Customer support: Foundational to customer success

One of the core principles of 新巴黎人官方 is to be as “reliable as electricity.” Our customers depend on us to deliver all their data from source to destination with reliability and integrity. That’s why we’ve invested heavily in our customer success organization.

We’ve hired a global team of Customer Success Managers (CSM), Technical Success Managers (TSM), and evolved our support team into a Global Customer Support team (GCS). Our GCS team is the backbone of our customer success organization and we continue to evolve the way we support our customers.

We’ve refined our follow-the-sun process to allow customer’s requests and incidents to be addressed on a continual basis until a resolution is provided. We constantly monitor our resolution times for incremental improvements.

In that vein, we have launched:

  • Feature request portal: While we are adding new connectors and services every month, it is extremely important we provide a way for customers to request features and connectors.

Stage 4: Fly – Where We’re Headed

In addition to the comprehensive monitoring and observability system, we are building a Pipeline Flight Traffic Control System. This is a high-level monitoring dashboard that will provide an overview of the health and performance of all running syncs.

While a reliable incident management process is great, the best way to deal with incidents is to prevent them from happening in the first place. That’s why our new and growing QA team is working hard to put in place as many protections possible before new code is shipped to production.

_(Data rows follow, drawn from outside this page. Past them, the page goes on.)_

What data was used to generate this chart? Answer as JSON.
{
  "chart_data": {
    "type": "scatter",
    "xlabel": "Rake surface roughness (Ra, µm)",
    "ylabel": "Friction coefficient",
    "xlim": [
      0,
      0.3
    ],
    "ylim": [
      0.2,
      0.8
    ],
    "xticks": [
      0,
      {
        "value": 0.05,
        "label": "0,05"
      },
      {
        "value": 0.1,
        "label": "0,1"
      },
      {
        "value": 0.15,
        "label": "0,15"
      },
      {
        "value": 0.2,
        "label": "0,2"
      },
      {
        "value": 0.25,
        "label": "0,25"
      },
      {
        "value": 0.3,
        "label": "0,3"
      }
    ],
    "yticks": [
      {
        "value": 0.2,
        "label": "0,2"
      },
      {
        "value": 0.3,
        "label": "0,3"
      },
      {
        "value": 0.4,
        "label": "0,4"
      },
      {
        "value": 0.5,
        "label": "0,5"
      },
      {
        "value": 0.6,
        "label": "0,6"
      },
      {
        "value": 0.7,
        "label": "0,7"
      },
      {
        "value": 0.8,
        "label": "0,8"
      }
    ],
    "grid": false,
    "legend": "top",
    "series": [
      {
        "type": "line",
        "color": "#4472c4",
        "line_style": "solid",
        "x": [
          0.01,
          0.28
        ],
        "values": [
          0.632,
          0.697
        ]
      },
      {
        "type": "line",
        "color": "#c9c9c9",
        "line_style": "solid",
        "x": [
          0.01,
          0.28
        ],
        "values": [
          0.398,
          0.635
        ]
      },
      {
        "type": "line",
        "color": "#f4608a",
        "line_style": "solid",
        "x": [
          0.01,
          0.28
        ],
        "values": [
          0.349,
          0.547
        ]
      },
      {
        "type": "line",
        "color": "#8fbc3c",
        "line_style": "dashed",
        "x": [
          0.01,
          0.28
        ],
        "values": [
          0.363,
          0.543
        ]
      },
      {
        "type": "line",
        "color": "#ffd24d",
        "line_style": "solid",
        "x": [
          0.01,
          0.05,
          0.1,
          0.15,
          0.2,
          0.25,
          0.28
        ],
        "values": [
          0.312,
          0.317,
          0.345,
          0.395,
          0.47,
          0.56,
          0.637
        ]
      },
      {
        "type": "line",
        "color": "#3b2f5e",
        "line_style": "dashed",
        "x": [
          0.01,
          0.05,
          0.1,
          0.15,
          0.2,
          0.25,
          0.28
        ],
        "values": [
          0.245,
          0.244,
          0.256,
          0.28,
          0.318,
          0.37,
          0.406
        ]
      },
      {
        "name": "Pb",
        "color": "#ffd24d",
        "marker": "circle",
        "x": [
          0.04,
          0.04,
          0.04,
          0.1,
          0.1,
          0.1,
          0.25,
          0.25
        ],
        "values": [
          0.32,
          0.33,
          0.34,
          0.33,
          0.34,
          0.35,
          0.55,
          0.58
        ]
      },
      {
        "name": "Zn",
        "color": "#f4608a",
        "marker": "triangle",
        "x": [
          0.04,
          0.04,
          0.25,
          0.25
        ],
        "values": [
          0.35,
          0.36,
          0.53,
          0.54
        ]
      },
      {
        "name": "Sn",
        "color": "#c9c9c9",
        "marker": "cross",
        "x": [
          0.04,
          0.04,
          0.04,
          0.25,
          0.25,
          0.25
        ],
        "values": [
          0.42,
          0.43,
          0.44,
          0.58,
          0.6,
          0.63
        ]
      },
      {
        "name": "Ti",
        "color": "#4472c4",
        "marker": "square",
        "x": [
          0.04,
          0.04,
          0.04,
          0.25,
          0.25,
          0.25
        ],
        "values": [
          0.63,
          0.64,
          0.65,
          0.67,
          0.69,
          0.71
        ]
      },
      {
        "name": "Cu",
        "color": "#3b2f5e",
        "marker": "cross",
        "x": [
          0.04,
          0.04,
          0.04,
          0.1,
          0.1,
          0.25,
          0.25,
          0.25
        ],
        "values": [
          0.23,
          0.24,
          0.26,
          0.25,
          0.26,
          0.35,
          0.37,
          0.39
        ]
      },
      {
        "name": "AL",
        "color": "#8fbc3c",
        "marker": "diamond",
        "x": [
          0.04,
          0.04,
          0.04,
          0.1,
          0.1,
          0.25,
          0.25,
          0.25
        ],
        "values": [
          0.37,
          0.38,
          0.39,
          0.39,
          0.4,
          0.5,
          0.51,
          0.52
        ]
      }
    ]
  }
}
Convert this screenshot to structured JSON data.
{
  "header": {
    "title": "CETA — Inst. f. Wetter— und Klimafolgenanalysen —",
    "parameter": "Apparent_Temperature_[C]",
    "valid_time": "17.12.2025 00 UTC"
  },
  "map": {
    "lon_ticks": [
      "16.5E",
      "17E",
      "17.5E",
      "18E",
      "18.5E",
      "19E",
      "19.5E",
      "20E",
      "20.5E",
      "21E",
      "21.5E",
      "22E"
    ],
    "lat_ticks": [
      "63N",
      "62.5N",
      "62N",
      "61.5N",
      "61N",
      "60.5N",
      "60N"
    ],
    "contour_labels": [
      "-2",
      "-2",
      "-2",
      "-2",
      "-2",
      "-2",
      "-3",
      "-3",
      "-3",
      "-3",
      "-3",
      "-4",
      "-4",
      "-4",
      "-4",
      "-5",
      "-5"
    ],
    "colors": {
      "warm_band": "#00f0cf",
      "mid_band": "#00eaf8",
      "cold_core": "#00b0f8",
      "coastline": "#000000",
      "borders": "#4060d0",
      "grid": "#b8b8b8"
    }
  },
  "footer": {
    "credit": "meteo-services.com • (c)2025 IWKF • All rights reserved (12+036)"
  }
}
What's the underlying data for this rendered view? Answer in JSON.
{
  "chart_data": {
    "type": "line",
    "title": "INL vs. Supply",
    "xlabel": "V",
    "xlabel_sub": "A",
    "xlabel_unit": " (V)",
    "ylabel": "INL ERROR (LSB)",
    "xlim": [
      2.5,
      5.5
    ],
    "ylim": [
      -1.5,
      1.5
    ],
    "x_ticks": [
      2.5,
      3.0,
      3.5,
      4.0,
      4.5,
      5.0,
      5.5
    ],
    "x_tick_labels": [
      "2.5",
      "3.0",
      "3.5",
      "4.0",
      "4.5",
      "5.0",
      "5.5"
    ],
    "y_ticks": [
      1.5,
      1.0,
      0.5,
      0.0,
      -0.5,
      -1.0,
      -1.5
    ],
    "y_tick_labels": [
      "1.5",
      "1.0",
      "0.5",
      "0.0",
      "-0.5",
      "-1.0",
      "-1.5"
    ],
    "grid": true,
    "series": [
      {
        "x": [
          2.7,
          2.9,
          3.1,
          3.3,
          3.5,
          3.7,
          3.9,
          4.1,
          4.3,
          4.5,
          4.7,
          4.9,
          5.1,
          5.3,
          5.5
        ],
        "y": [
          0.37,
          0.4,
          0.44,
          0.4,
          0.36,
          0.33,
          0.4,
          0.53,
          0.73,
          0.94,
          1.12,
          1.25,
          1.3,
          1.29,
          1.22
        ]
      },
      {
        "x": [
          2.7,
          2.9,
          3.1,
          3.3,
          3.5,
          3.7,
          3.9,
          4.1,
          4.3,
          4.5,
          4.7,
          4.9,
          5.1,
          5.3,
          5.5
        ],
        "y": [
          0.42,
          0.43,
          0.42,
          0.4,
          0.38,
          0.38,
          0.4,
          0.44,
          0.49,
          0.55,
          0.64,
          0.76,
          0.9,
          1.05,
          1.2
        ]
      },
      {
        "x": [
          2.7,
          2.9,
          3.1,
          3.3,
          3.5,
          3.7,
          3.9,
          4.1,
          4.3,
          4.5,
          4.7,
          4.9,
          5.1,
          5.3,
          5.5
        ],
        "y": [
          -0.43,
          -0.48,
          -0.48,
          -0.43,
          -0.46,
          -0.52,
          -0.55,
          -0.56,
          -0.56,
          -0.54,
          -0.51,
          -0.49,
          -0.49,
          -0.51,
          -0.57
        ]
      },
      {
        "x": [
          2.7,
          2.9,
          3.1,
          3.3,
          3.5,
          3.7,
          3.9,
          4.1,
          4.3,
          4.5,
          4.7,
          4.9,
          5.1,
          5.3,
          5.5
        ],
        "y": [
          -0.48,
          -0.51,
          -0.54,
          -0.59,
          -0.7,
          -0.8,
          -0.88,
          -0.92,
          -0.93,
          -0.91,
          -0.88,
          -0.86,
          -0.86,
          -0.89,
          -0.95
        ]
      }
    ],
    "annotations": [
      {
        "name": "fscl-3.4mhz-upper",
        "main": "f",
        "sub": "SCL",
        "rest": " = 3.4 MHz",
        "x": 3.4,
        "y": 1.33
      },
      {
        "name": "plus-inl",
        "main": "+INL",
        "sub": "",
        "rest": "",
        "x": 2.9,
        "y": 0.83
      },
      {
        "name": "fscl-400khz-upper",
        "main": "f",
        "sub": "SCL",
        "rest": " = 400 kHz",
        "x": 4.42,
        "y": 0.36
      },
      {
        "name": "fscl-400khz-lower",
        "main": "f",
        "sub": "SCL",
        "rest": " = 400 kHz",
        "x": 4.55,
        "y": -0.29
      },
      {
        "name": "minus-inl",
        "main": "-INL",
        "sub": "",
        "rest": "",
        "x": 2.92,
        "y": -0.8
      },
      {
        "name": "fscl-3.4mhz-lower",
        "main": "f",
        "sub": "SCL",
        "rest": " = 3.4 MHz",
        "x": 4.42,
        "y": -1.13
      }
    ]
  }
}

Data reliability is a must have for the automated data pipeline industry, and that’s why 新巴黎人官方 is building a modern data stack strategy with its customers.

Continuing to build our self-service capabilities and community allows us to work with our customers to build their own data strategies. Customers can become truly data-driven businesses. They can break down data silos and bring many data sources together for a holistic view of their organizations.

Data access will push business forward. But getting to where has required every bit of dedication and energy we have —  we had to crawl, walk, and run. Our story isn’t over: We’re out to fly.

Start for free

Join the thousands of companies using 新巴黎人官方 to centralize and transform their data.

Thank you! Your submission has been received!
Oops! Something went wrong while submitting the form.